Lower body negative pressure (LBNP) reduces central venous pressure (CVP) and cardiac output. The elderly are reported to have a limited capacity to increase cardiac output by increasing heart rate (HR), are especially dependent on end diastolic volume to maintain stroke volume and therefore should be especially vulnerable to LBNP. The present study compared the effects of LBNP in the young and old. Stroke volume was assessed non-invasively as stroke distance (SD) by aortovelography. Two groups of healthy male volunteers were studied: eight young (29.7 ± 2.0 years, mean ± S.E.M.) and nine old (70.1 ± 0.9 years). LBNP was applied progressively at 17.5, 35 and 50 mmHg in 20 min steps, with measurements taken during each steady state. There were similar, significant, falls in CVP in both groups.
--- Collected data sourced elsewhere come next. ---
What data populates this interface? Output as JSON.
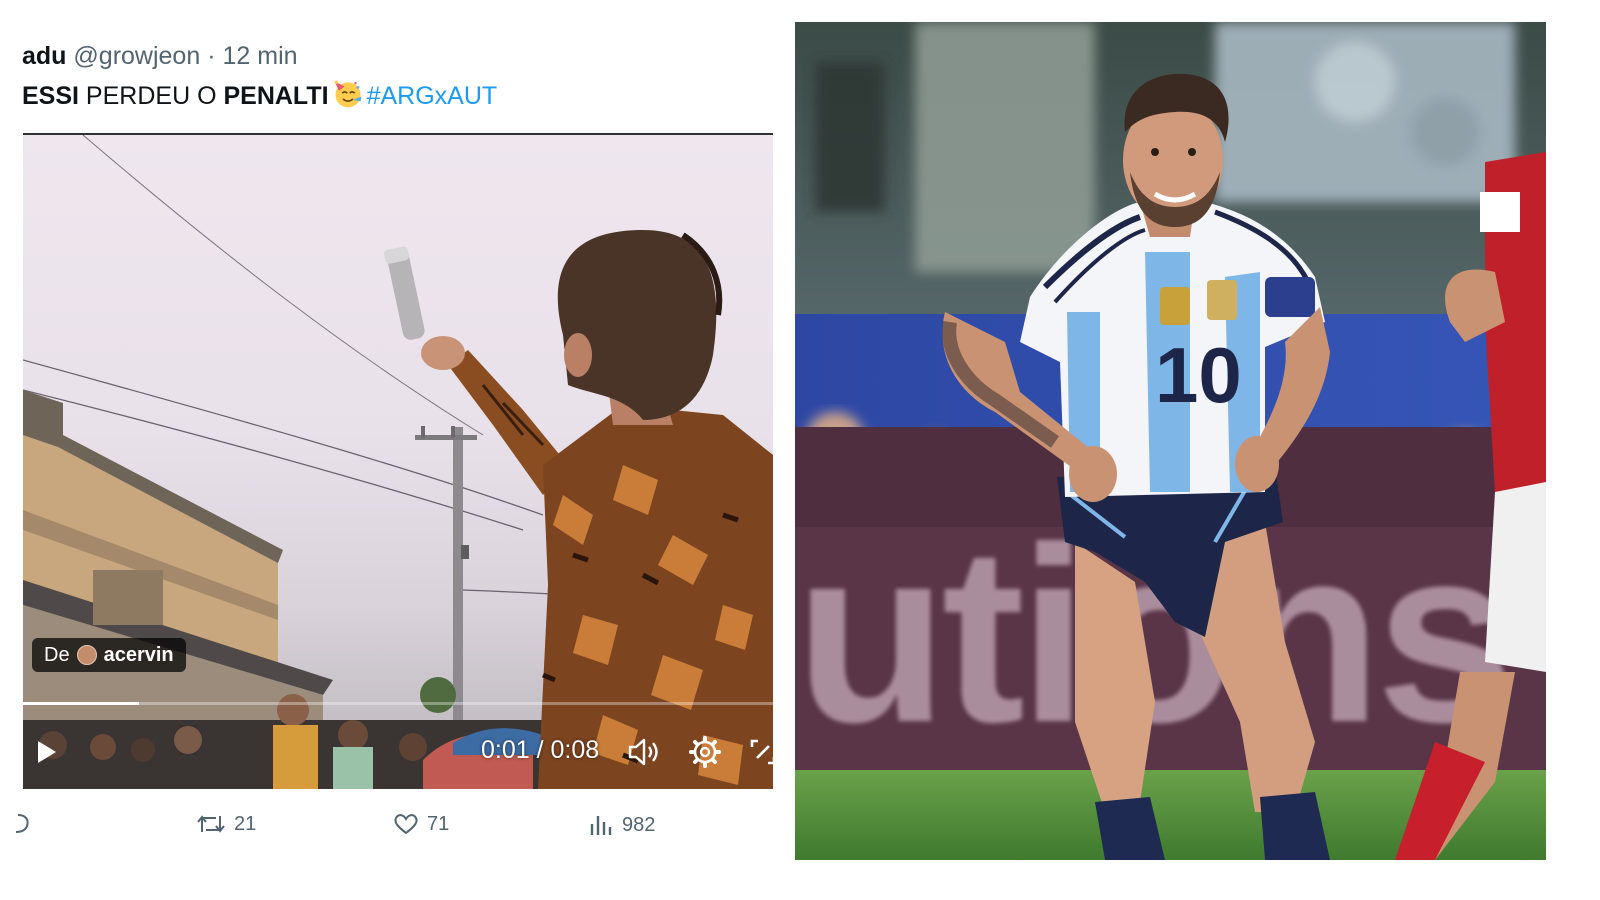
{
  "tweet": {
    "display_name": "adu",
    "handle": "@growjeon",
    "separator": "·",
    "time_ago": "12 min",
    "text_parts": {
      "bold1": "ESSI",
      "plain1": " PERDEU O ",
      "bold2": "PENALTI",
      "hashtag": "#ARGxAUT"
    },
    "emoji": "party-face",
    "video": {
      "credit_prefix": "De",
      "credit_user": "acervin",
      "elapsed": "0:01",
      "time_sep": " / ",
      "duration": "0:08",
      "progress_fraction": 0.155
    },
    "actions": {
      "retweets": "21",
      "likes": "71",
      "views": "982"
    }
  },
  "photo": {
    "board_text": "utions",
    "jersey_number": "10"
  },
  "colors": {
    "link": "#1d9bf0",
    "muted": "#536471",
    "text": "#0f1419"
  }
}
SD fell significantly in both groups from respective control values of 24.8 ± 1.6 and 16.6 ± 0.9 cm to 12.5 ± 1.3 and 8.9 ± 0.4 cm at a LBNP of 50 mmHg. Although SD in the elderly was significantly lower than in the young, the LBNP-induced changes were not different between groups. Both groups produced similar significant increases in vascular resistance, HR, plasma vasopressin (AVP) and noradrenaline. Mean arterial blood pressure (MBP) and plasma adrenaline did not change significantly. Therefore healthy old men respond to LBNP in a similar manner to the young, although MBP and SD are regulated around different baselines in the two groups. Experimental Physiology (2001) 86.3, 427-435.